Yurtdışından gelmiş olan mühendislerin ve araştırmacıların Silikon Vadisi açısından önemini bu şirketlerin kurucularına ve CEO’larına bakınca anında görmek mümkün. Örneğin Elon Musk da bunlardan birisi.
H-1B vizelerinde en çok yararlanan ülke Hindistan (yüzde 71), ikinci sırada ise Çin var (yüzde 12). Yani bu karar sadece göç politikasına değil, jeopolitik hesaplara da hizmet ediyor: Trump her zamanki gibi “tek taşla birkaç kuş vurmak” peşinde.
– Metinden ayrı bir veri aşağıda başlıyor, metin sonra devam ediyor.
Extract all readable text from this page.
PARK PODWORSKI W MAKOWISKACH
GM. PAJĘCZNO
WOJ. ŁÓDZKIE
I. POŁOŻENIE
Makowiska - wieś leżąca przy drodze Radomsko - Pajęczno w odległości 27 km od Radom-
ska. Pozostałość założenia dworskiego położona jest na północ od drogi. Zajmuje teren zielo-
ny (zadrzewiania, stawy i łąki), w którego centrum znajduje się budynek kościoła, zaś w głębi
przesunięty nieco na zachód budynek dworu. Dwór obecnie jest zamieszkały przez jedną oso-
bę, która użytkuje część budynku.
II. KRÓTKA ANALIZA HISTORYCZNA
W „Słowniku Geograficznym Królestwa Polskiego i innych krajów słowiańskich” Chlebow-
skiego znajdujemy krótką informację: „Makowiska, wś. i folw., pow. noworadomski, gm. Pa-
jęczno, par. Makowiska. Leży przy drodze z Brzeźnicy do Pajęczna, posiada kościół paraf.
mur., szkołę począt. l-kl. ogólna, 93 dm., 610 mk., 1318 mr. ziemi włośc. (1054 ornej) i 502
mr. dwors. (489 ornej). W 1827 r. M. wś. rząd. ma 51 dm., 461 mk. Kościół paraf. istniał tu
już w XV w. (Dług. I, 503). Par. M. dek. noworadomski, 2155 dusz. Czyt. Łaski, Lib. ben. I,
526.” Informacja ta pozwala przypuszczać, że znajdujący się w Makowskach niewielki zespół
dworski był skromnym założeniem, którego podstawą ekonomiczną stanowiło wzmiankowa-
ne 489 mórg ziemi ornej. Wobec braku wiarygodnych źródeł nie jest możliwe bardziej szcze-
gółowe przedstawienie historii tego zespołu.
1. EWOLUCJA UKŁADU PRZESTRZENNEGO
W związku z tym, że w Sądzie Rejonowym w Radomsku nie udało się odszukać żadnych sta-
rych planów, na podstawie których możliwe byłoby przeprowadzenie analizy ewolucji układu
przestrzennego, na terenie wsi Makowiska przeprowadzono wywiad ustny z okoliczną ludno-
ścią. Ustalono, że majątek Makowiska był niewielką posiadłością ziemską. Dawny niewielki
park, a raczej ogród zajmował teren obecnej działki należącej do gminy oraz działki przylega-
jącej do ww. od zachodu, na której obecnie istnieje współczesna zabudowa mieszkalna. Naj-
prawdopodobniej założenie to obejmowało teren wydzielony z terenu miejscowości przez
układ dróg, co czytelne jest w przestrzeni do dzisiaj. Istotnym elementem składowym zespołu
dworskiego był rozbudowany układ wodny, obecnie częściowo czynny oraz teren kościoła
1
Göçmen karşıtlığı bugüne kadar ‘biz yasadışı göçmenlere karşıyız’ çizgisinde duruyordu. Ama şimdi o çizgi aşıldı, vasıflı mühendisler bile hedefe kondu. Oysa dünya nüfusunun hızla yaşlanıp daralmaya başladığı bir dönemde, bırakın vasıflıyı, vasıfsız işçiyi bile geri çevirmek akıllıca değil.
İş dünyası durumun farkında ve nüfus baskısına göçmenlerle çözüm arıyor.
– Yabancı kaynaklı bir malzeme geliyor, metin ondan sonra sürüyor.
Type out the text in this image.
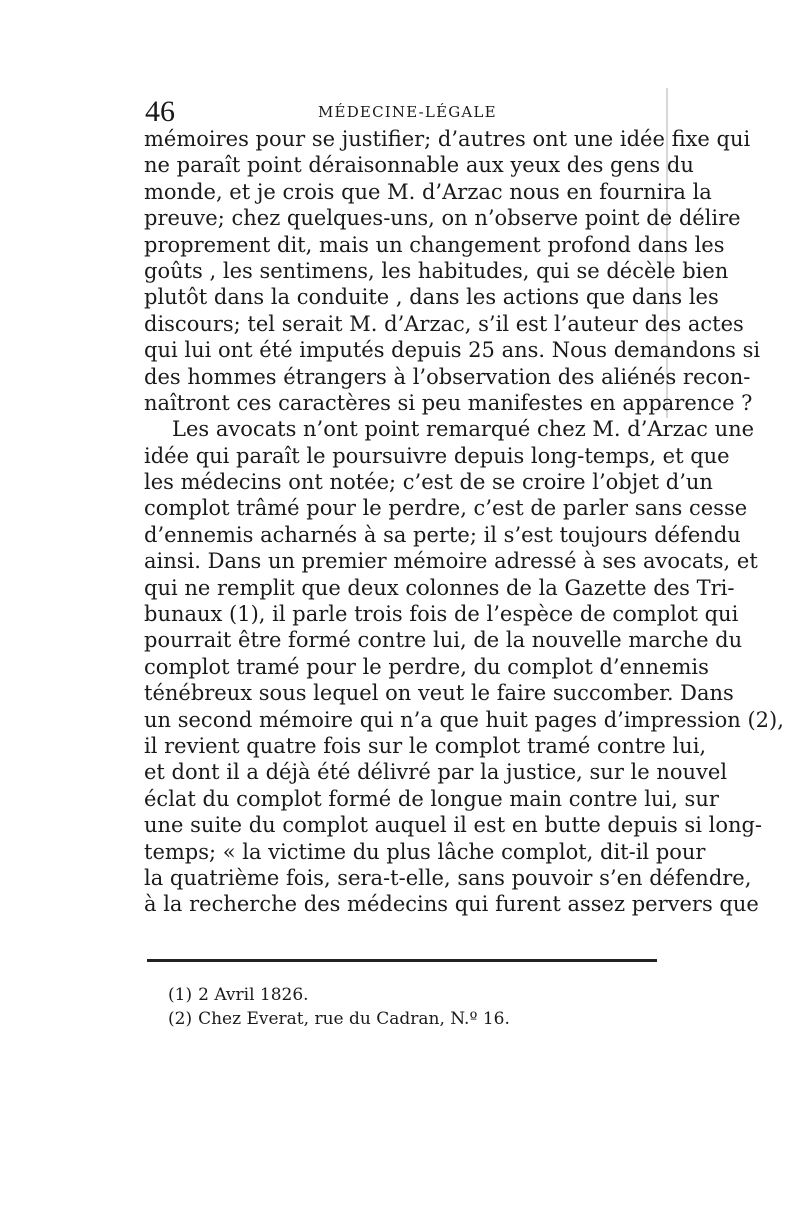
46	MÉDECINE-LÉGALE
mémoires pour se justifier; d’autres ont une idée fixe qui
ne paraît point déraisonnable aux yeux des gens du
monde, et je crois que M. d’Arzac nous en fournira la
preuve; chez quelques-uns, on n’observe point de délire
proprement dit, mais un changement profond dans les
goûts , les sentimens, les habitudes, qui se décèle bien
plutôt dans la conduite , dans les actions que dans les
discours; tel serait M. d’Arzac, s’il est l’auteur des actes
qui lui ont été imputés depuis 25 ans. Nous demandons si
des hommes étrangers à l’observation des aliénés recon-
naîtront ces caractères si peu manifestes en apparence ?
Les avocats n’ont point remarqué chez M. d’Arzac une
idée qui paraît le poursuivre depuis long-temps, et que
les médecins ont notée; c’est de se croire l’objet d’un
complot trâmé pour le perdre, c’est de parler sans cesse
d’ennemis acharnés à sa perte; il s’est toujours défendu
ainsi. Dans un premier mémoire adressé à ses avocats, et
qui ne remplit que deux colonnes de la Gazette des Tri-
bunaux (1), il parle trois fois de l’espèce de complot qui
pourrait être formé contre lui, de la nouvelle marche du
complot tramé pour le perdre, du complot d’ennemis
ténébreux sous lequel on veut le faire succomber. Dans
un second mémoire qui n’a que huit pages d’impression (2),
il revient quatre fois sur le complot tramé contre lui,
et dont il a déjà été délivré par la justice, sur le nouvel
éclat du complot formé de longue main contre lui, sur
une suite du complot auquel il est en butte depuis si long-
temps; « la victime du plus lâche complot, dit-il pour
la quatrième fois, sera-t-elle, sans pouvoir s’en défendre,
à la recherche des médecins qui furent assez pervers que
(1) 2 Avril 1826.
(2) Chez Everat, rue du Cadran, N.º 16.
Çalışma vizelerinin ücretlerinin yükseltilmesi kararı Hyundai fabrikasında tarihin en büyük kaçak işçi operasyonunun üzerine gelince, iş sadece Demokrat–Cumhuriyetçi kavgası olmaktan çıktı, Trump’ın tabanına kadar yayıldı. Yandaşlar kararı “böylece şirketler Amerikalıları işe alacak” diye savunurken teknoloji şirketleri yöneticilerinden sert açıklamalar geldi. Beyaz Saray’ın durumu toparlamak üzere yaptığı açıklamalar eleştirileri kesmeye yetmedi.
Demografi alarmı
The Economist’e göre mevcut demografik eğilimlerin on yıl daha devam etmesi durumunda dünya nüfusu 2065’te 9,6 milyar ile zirve yapacak; ardından 2100’de 8,9 milyara düşecek. Nüfus azalması tehdidi doğurganlık oranının 1,6 olduğu ABD için de geçerli. Bu oran nüfusu sabit tutacak yenilenme eşik değeri 2,1’in çok altında. Devletlerin uyguladığı bebek teşvik paketleri doğurganlık oranındaki düşüşü durdurmaya yetmiyor. Bu programlar hiçbir yerde sonuç vermiyor. Tek gerçekçi çözüm doğurganlığın hala yüksek olduğu ülkelerden göç almak. Kanada, İngiltere, Almanya ve Avustralya bu gerçeği fark etti. Tarım, turizm, inşaat, sağlık ve yaşlı bakımında işçi açığını kapatmak için programlar devreye sokuyorlar.
Diğer yandan, yapılan akademik çalışmalar göçmen işçiler geldikleri ülkelerdeki işçi ücretlerini baskıladığını ortaya koyuyor. Bu da toplumdaki göçmen karşıtlığını besliyor. Öyle ki daha önce göç edip gelmiş olanlar bile bu konuda yerlilerle aynı safta yer alabiliyor. Kendi ekonomik koşullarını bozabileceğinden ötürü yeni göçmenlere itiraz edebiliyor.
Bu nedenle göçmen karşıtlığı sınıfsal, toplumsal, kültürel kodların iç içe girdiği karmaşık bir alan. Bu alan popülizm kaldırmaz. Düzgün yönetmek gerekir. Aksi halde, insani, toplumsal ve ekonomik boyutlarıyla vahim gelişmelere yol açmak işten bile değil.